Led by the People for the American Way, which helped organize more than 200 groups to oppose the 2000 nomination of Attorney General John Ashcroft, the coalition is expected to push Senate Judiciary Committee members to question Mr. Gonzales on the development of policies that led to abuses at Abu Ghraib prison in Iraq and the rights and treatment of detainees at Guantanamo Bay, Cuba.
“Alberto Gonzales’ role in the development of policies that ultimately led to the Abu Ghraib prison scandals in Iraq is deeply troubling. Few images have done more to scar our nation’s image at home and abroad than the terrible pictures of prisoners being abused in Iraq,” People For the American Way President Ralph G. Neas said.
“There are many questions that must still be answered regarding the rights and treatment of detainees at Guantanamo Bay and elsewhere. We expect senators to question him closely on these matters,” Mr. Neas said.
Several Judiciary Committee members, both Republicans and Democrats, have announced their support for Mr. Gonzales, and his confirmation is expected.
But coalition members who blocked several of President Bush’s judicial nominations will challenge Mr. Gonzales to gauge how much influence they will have over the confirmation process in the next Congress.
Mr. Bush nominated Mr. Gonzales on Nov. 10 to the post, which would make him the administration’s most prominent Hispanic. The president said his “sharp intellect and sound judgment” helped shape the war on terrorism while “protecting the rights of all Americans.”
If confirmed, Mr. Gonzales, 49, would become the first Hispanic to hold the country’s top law-enforcement position.
The American Civil Liberties Union (ACLU), which opposed Mr. Ashcroft’s nomination, said it was taking “no official position” on the Gonzales nomination, but has called for a full and thorough Senate confirmation process that scrutinizes his positions on key civil liberties and human rights issues.
The ACLU said “particular attention” also should be devoted to exploring Mr. Gonzales’ role in enforcing the USA Patriot Act, Guantanamo Bay detentions and the designation of U.S. citizens as enemy combatants.
In a January 2002 legal opinion, the White House counsel’s office said Mr.
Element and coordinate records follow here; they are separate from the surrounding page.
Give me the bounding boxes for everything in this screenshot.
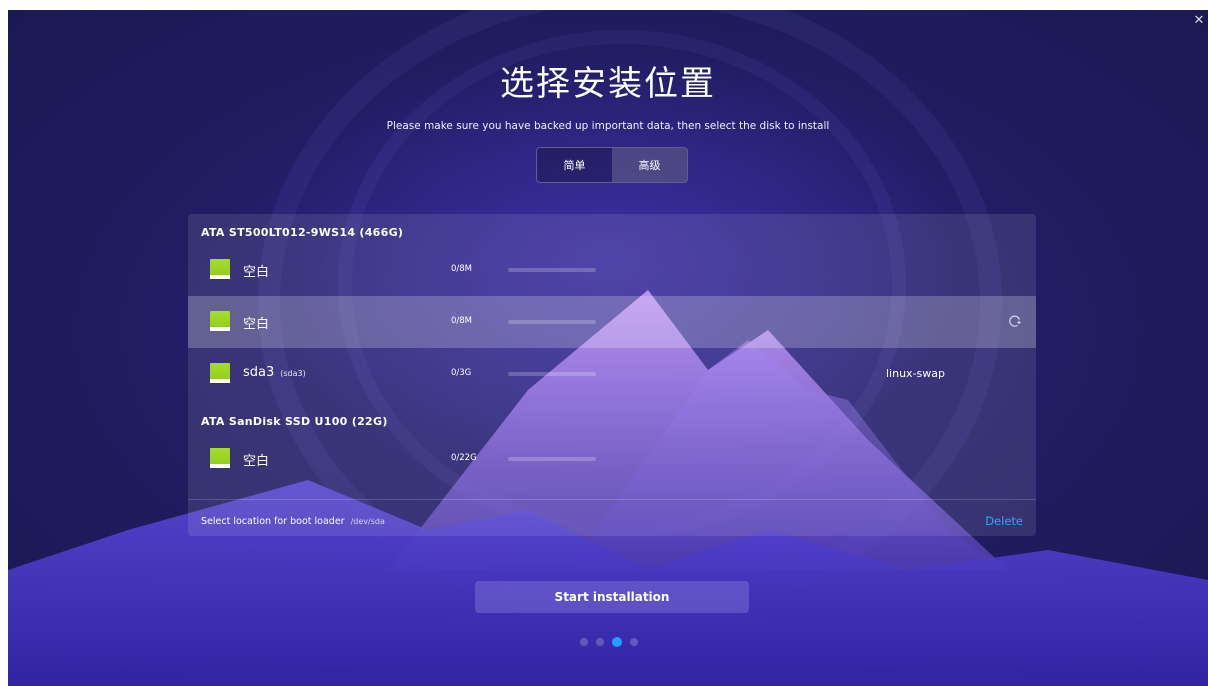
partition-row-selected[interactable]: 空白 0/8M bbox=[188, 296, 1036, 348]
partition-usage: 0/22G bbox=[451, 453, 477, 463]
partition-name: sda3 bbox=[243, 365, 275, 380]
mode-switch: 简单 高级 bbox=[536, 147, 688, 183]
delete-button[interactable]: Delete bbox=[985, 514, 1023, 528]
start-installation-button[interactable]: Start installation bbox=[475, 581, 749, 613]
new-partition-icon[interactable] bbox=[1008, 314, 1022, 328]
partition-usage: 0/3G bbox=[451, 368, 472, 378]
page-subtitle: Please make sure you have backed up impo… bbox=[386, 120, 830, 132]
partition-label: sda3 (sda3) bbox=[243, 365, 306, 380]
bootloader-label: Select location for boot loader bbox=[201, 516, 345, 527]
partition-label: 空白 bbox=[243, 454, 270, 469]
partition-usage: 0/8M bbox=[451, 316, 473, 326]
installer-window: ✕ 选择安装位置 Please make sure you have backe… bbox=[8, 10, 1208, 686]
usage-bar bbox=[508, 372, 596, 376]
divider bbox=[188, 499, 1036, 500]
partition-filesystem: linux-swap bbox=[886, 367, 945, 380]
usage-bar bbox=[508, 457, 596, 461]
pagination-dots bbox=[580, 637, 638, 647]
tab-advanced[interactable]: 高级 bbox=[612, 148, 687, 182]
bootloader-selector: Select location for boot loader/dev/sda bbox=[201, 516, 385, 527]
page-dot bbox=[596, 638, 604, 646]
page-dot bbox=[580, 638, 588, 646]
partition-label: 空白 bbox=[243, 317, 270, 332]
partition-icon bbox=[210, 363, 230, 383]
partition-usage: 0/8M bbox=[451, 264, 473, 274]
partition-row[interactable]: 空白 0/8M bbox=[188, 244, 1036, 296]
page-dot bbox=[630, 638, 638, 646]
partition-panel: ATA ST500LT012-9WS14 (466G) 空白 0/8M 空白 0… bbox=[188, 214, 1036, 536]
page-dot-active bbox=[612, 637, 622, 647]
tab-simple[interactable]: 简单 bbox=[537, 148, 612, 182]
disk-header: ATA ST500LT012-9WS14 (466G) bbox=[201, 226, 404, 239]
partition-row[interactable]: 空白 0/22G bbox=[188, 433, 1036, 485]
disk-header: ATA SanDisk SSD U100 (22G) bbox=[201, 415, 388, 428]
partition-icon bbox=[210, 259, 230, 279]
partition-device: (sda3) bbox=[280, 369, 306, 378]
close-icon[interactable]: ✕ bbox=[1192, 14, 1206, 28]
partition-icon bbox=[210, 448, 230, 468]
partition-label: 空白 bbox=[243, 265, 270, 280]
partition-row[interactable]: sda3 (sda3) 0/3G linux-swap bbox=[188, 348, 1036, 400]
usage-bar bbox=[508, 320, 596, 324]
page-title: 选择安装位置 bbox=[500, 64, 716, 104]
bootloader-device[interactable]: /dev/sda bbox=[351, 517, 385, 526]
usage-bar bbox=[508, 268, 596, 272]
partition-icon bbox=[210, 311, 230, 331]
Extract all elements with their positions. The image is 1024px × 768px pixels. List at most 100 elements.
Bush, as commander in chief, was not restricted by prohibitions on torture of prisoners as defined by U.S. law and under international treaties such as the Geneva Conventions — owing to the president’s “complete authority over the conduct of war.”
“The war against terrorism is a new kind of war, a new paradigm that renders obsolete Geneva’s strict limitations on questioning of enemy prisoners and renders quaint some of its provisions,” the memo said.
The Washington-based Center for American Progress said Mr. Gonzales “contributed to a climate that placed U.S. soldiers at risk and brought the American system of justice into disrepute … by condoning the use of torture, seeking to evade U.S. obligations under the Geneva Conventions and disregarding the constitutional rights of detainees.”
The center, headed by Clinton administration official John Podesta, said the Senate should insist on “a full accounting of his role in these critical decisions.”
The National Lawyers Guild also has accused Mr. Gonzales of being “unfit to serve as the head of the Justice Department” and called on Democrats to filibuster if necessary to block the nomination.
Judiciary Committee Chairman Orrin G. Hatch, Utah Republican, has said he would like to have confirmation hearings for Mr. Gonzales next month, but no date has been set.